Improving ASR Robustness in Noisy Condition Through VAD Integration
Abstract
Automatic speech recognition (ASR) systems are often deployed together with a voice activity detection (VAD) system to run ASR only on the voiced acoustic signals. Although it can maintain ASR performance by removing unnecessary non-speech parts from input audio signals during inference, an error propagates when VAD fails to split speech and non-speech segments correctly. Specifically, because ASR systems are commonly constructed using segmented speech utterances only, many unexpected insertion errors can occur when VAD-segmented utterances contain a long non-speech part or only consist of non-speech. Note VAD is more prone to fail in noisy environments or in unknown acoustic domains, which triggers insertion errors in ASR more prominently.
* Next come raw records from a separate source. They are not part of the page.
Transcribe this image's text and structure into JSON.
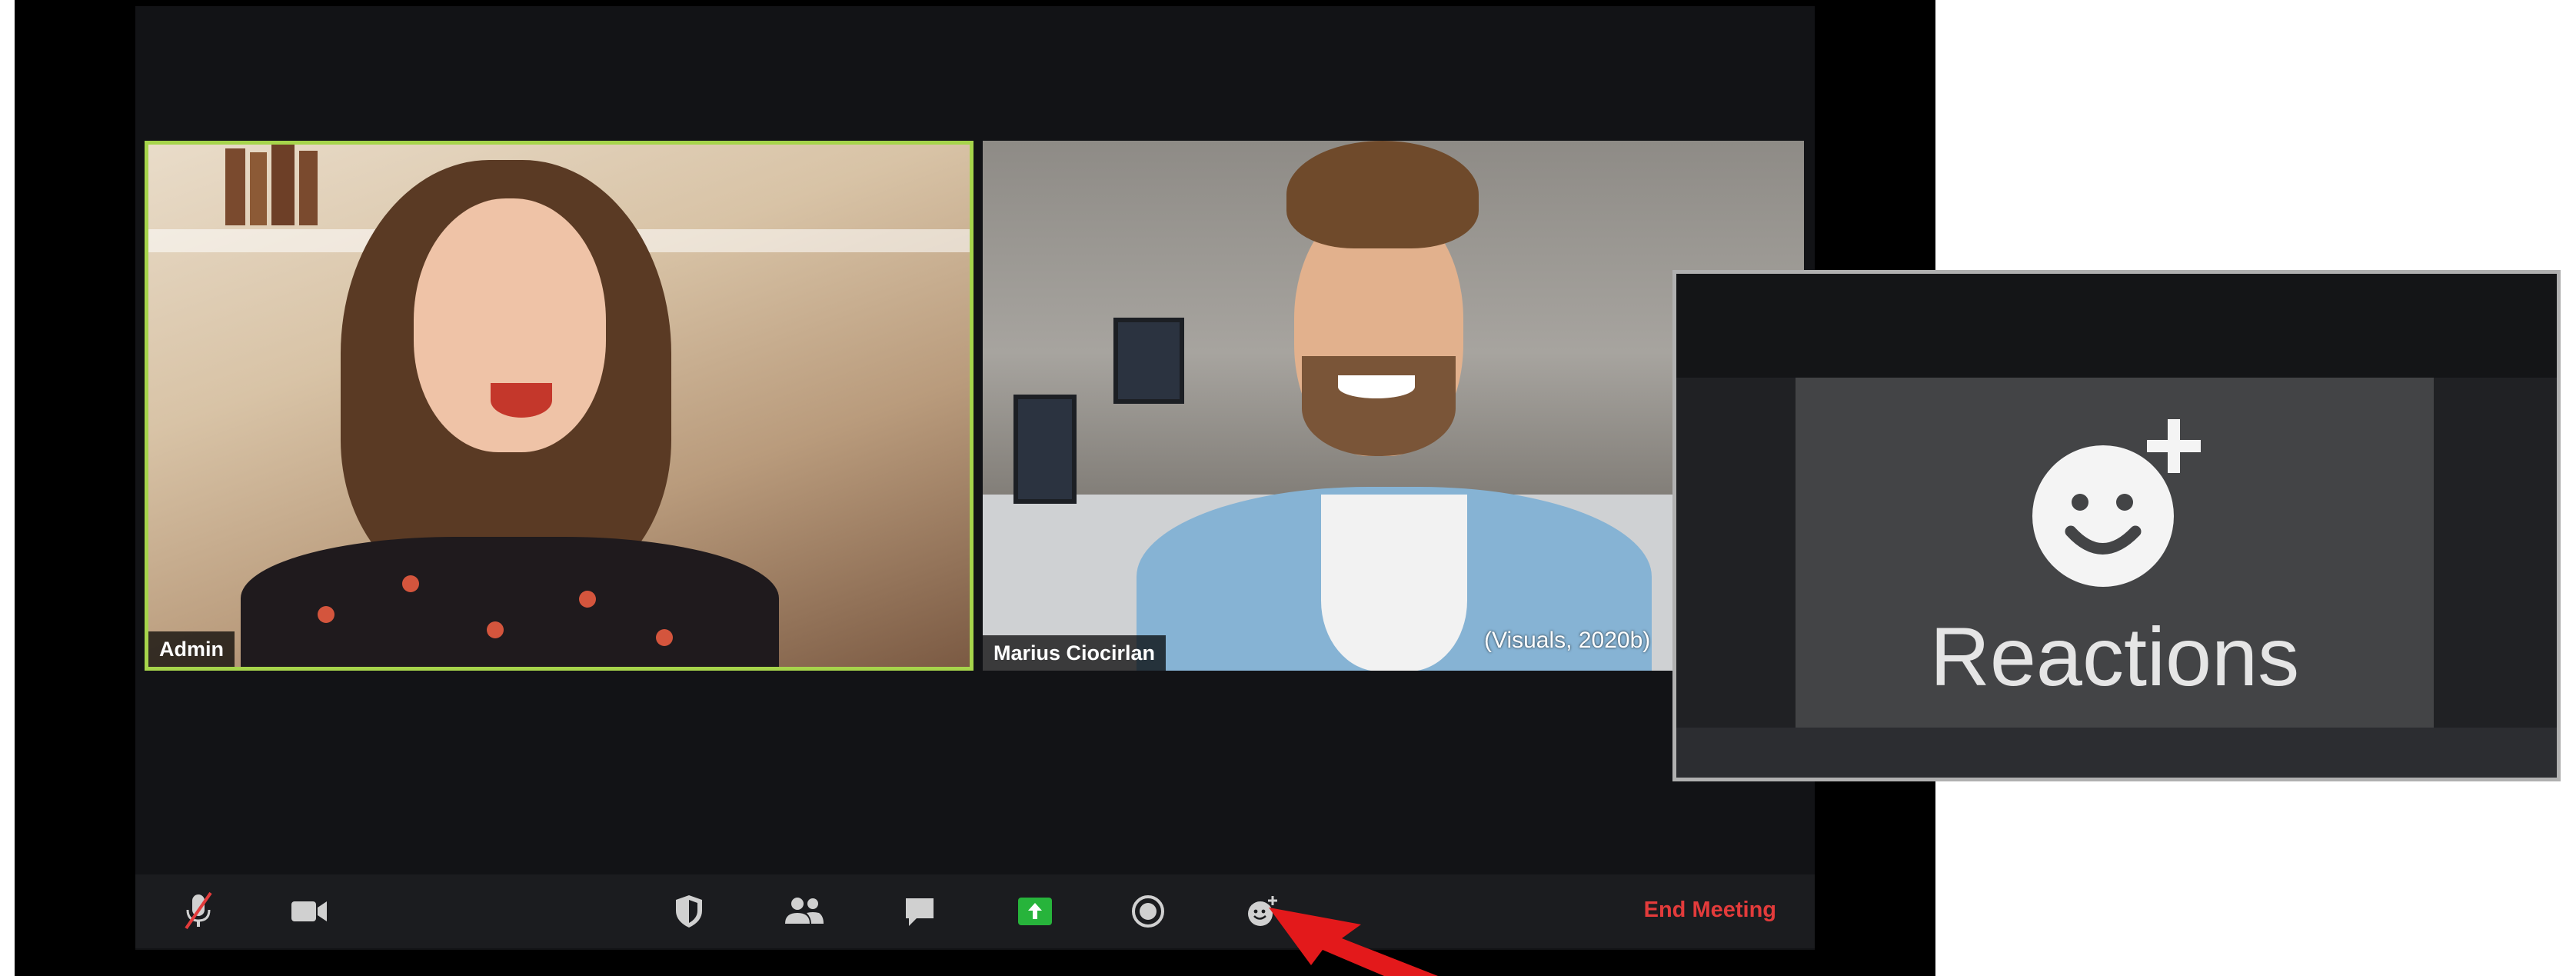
{
  "meeting": {
    "participants": [
      {
        "name": "Admin",
        "active_speaker": true
      },
      {
        "name": "Marius Ciocirlan",
        "active_speaker": false
      }
    ],
    "image_credit": "(Visuals, 2020b)"
  },
  "toolbar": {
    "buttons": [
      {
        "icon": "microphone-muted-icon"
      },
      {
        "icon": "video-camera-icon"
      },
      {
        "icon": "shield-security-icon"
      },
      {
        "icon": "participants-icon"
      },
      {
        "icon": "chat-bubble-icon"
      },
      {
        "icon": "share-screen-icon"
      },
      {
        "icon": "record-icon"
      },
      {
        "icon": "reactions-icon"
      }
    ],
    "end_meeting_label": "End Meeting"
  },
  "callout": {
    "label": "Reactions",
    "icon": "reactions-smiley-plus-icon"
  },
  "colors": {
    "active_speaker_border": "#a6d44b",
    "share_button": "#27b43b",
    "end_meeting": "#e33b3b",
    "pointer_arrow": "#e3191b"
  }
}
In this paper, we focus on explicitly incorporating VAD information into training of a recurrent neural network transducer (RNN-T) based ASR to make the model more robust to noisy conditions through feature integration and a multi-task learning strategy. A technique is also explored that utilizes audio-only untranscribed data by distilling VAD-related knowledge to the ASR part of the model. By combining the multi-task learning approach with the feature integration architecture, our system yields up to 10% relative improvements in very low signal-to-noise ratio (SNR) conditions compared with the system simply trained on mixed data consisting of speech and long non-speech segments.